米国でもドル紙幣刷新に向けた動きがある。しかし新札デザインは一筋縄では決まりそうもない。話しの発端は2016年、女性参政権実現から100周年の節目となる2020年に、女性をドル紙幣のモデルに起用しようという声が高まった。そして100ドルのような高額紙幣より一般市民に馴染の深い20ドル札の表面デザインに、黒人女性初となるハリエット・タブマンが選ばれた。タブマンは南北戦争前後に活躍した人権活動家で、自身も嘗て奴隷の身であった。

しかしトランプ大統領はお気に召さないようで、このアイデアは暫し棚上げとなり、20ドル札以外の紙幣刷新が先行する見込みである。何と言っても今の20ドル札を飾るのは、トランプ氏が敬愛するアンドリュー・ジャクソン第7代大統領である。貧しい家庭に育ったジャクソンは、東部の裕福な特権階級エリート達が牛耳っていた当時の政治を根底から変えたことで、国民の絶大な人気を集めた。一方ジャクソンは、大統領就任前の軍人時代、先住民族や黒人奴隷に対して大変苛烈な措置を取ったことでも知られる。
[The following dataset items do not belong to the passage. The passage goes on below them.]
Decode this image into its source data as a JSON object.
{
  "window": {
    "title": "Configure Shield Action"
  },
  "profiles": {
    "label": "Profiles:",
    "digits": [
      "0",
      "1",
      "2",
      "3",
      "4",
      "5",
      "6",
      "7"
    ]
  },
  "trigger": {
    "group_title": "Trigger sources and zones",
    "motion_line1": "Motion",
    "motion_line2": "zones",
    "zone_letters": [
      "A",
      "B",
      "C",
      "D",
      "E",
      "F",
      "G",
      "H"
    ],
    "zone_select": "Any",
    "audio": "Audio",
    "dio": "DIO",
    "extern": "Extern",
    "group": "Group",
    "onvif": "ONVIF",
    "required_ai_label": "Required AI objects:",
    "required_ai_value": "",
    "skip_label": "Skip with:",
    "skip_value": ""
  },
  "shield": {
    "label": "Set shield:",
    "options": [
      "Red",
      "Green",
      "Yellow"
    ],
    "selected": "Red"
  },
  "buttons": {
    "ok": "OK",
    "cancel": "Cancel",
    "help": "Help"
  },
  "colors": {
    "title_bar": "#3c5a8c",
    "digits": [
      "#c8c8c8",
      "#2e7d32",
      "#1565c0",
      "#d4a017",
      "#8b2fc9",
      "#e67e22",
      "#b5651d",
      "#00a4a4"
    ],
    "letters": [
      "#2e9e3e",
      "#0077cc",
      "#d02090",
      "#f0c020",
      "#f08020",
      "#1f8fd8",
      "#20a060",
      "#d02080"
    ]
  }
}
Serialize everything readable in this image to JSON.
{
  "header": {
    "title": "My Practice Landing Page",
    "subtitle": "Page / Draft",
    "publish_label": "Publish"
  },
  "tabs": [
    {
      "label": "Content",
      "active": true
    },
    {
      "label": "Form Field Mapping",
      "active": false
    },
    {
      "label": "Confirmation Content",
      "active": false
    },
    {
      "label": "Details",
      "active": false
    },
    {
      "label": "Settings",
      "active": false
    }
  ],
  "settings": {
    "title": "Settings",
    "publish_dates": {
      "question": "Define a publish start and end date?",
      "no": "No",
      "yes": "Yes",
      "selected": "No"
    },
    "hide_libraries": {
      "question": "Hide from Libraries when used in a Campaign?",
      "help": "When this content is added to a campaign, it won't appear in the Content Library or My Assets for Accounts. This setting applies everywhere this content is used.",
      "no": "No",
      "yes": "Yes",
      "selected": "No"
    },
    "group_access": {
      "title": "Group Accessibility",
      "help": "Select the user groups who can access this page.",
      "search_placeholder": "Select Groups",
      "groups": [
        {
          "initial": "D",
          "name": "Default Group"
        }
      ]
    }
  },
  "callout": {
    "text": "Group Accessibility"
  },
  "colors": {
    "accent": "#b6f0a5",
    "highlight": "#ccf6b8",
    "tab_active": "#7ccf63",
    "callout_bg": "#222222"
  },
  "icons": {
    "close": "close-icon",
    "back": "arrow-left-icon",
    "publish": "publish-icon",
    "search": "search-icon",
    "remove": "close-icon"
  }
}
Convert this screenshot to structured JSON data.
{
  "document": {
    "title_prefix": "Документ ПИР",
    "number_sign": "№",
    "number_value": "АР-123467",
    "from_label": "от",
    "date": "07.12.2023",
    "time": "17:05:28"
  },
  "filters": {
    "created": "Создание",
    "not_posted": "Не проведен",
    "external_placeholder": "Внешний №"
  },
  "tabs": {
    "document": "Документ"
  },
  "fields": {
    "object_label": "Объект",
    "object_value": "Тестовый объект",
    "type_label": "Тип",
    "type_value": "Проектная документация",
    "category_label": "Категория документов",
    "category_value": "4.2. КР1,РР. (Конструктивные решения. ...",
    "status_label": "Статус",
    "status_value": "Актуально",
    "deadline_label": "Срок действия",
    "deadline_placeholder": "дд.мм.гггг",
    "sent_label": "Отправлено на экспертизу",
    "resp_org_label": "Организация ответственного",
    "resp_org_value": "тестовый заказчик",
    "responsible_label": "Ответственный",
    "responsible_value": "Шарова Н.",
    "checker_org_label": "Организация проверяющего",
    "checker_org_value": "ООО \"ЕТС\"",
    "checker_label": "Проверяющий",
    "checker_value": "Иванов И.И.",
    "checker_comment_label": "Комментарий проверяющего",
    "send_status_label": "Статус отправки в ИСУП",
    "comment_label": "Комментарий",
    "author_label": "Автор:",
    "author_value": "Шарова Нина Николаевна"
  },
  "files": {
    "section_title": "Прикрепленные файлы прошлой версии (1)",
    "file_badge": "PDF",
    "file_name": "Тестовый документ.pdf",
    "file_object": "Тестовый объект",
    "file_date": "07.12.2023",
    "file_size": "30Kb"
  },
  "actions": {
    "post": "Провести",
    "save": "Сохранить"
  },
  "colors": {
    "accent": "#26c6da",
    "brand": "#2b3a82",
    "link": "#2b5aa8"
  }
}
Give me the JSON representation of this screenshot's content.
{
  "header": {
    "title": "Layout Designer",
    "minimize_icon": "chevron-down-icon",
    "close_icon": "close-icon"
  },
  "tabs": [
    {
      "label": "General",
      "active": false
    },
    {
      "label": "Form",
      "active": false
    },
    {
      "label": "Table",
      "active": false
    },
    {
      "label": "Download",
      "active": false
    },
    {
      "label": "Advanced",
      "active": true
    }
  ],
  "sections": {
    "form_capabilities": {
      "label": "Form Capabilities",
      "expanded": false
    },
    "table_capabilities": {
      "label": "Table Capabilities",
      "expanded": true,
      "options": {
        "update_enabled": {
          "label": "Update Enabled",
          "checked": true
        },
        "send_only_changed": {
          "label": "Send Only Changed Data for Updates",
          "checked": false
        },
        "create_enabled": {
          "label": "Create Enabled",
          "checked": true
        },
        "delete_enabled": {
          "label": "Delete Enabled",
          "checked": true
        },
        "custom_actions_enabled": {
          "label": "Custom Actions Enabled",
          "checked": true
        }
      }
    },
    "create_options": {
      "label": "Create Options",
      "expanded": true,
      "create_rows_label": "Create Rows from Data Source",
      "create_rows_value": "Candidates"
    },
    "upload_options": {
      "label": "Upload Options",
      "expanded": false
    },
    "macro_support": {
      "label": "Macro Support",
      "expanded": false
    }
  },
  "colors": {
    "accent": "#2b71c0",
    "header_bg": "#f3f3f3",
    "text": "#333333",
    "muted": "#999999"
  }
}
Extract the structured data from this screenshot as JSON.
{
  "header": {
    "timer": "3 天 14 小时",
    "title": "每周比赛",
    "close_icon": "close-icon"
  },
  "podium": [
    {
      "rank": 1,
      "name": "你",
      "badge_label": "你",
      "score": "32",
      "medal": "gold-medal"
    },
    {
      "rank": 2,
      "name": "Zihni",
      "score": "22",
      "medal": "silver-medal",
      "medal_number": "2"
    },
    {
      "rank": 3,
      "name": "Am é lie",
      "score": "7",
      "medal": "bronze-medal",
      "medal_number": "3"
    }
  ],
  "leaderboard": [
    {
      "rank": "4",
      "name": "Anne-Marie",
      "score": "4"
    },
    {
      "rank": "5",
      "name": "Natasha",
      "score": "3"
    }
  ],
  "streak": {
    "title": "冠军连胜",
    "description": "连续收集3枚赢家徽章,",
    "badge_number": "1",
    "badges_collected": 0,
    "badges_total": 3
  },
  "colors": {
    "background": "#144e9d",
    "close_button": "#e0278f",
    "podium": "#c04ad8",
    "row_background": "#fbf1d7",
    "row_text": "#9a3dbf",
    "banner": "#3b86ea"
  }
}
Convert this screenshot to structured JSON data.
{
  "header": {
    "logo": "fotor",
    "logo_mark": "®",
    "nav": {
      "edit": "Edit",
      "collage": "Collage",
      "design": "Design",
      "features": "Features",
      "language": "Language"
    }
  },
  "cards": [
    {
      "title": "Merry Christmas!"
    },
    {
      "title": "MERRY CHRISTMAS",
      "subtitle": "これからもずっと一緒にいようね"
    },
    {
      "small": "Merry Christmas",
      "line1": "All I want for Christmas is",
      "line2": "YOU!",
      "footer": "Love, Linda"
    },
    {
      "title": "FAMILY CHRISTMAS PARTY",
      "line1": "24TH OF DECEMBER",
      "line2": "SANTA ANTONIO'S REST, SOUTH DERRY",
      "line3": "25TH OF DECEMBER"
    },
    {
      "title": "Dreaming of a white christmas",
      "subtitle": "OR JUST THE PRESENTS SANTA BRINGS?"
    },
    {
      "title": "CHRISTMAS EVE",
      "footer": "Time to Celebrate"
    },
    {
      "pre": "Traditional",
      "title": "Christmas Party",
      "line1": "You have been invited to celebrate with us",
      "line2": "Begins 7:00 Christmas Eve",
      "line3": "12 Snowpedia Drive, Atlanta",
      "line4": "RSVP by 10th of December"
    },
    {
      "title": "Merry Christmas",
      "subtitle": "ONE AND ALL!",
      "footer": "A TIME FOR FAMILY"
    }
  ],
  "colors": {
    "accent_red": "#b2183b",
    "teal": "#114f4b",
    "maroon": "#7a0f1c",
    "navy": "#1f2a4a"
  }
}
二人とも米国の歴史的ヒーローだが、経歴と実績は余りに対照的だ。オバマ政権が当初発表したデザイン案は、表面にタブマンを、裏面にジャクソンとホワイトハウスを配するものであった。これは分断する社会を繋ぎあわせようという意図があったのか、それとも融和の難しさを暗示したものだったのか。米国ではドル紙幣のデザインにも政治が色濃く影響する。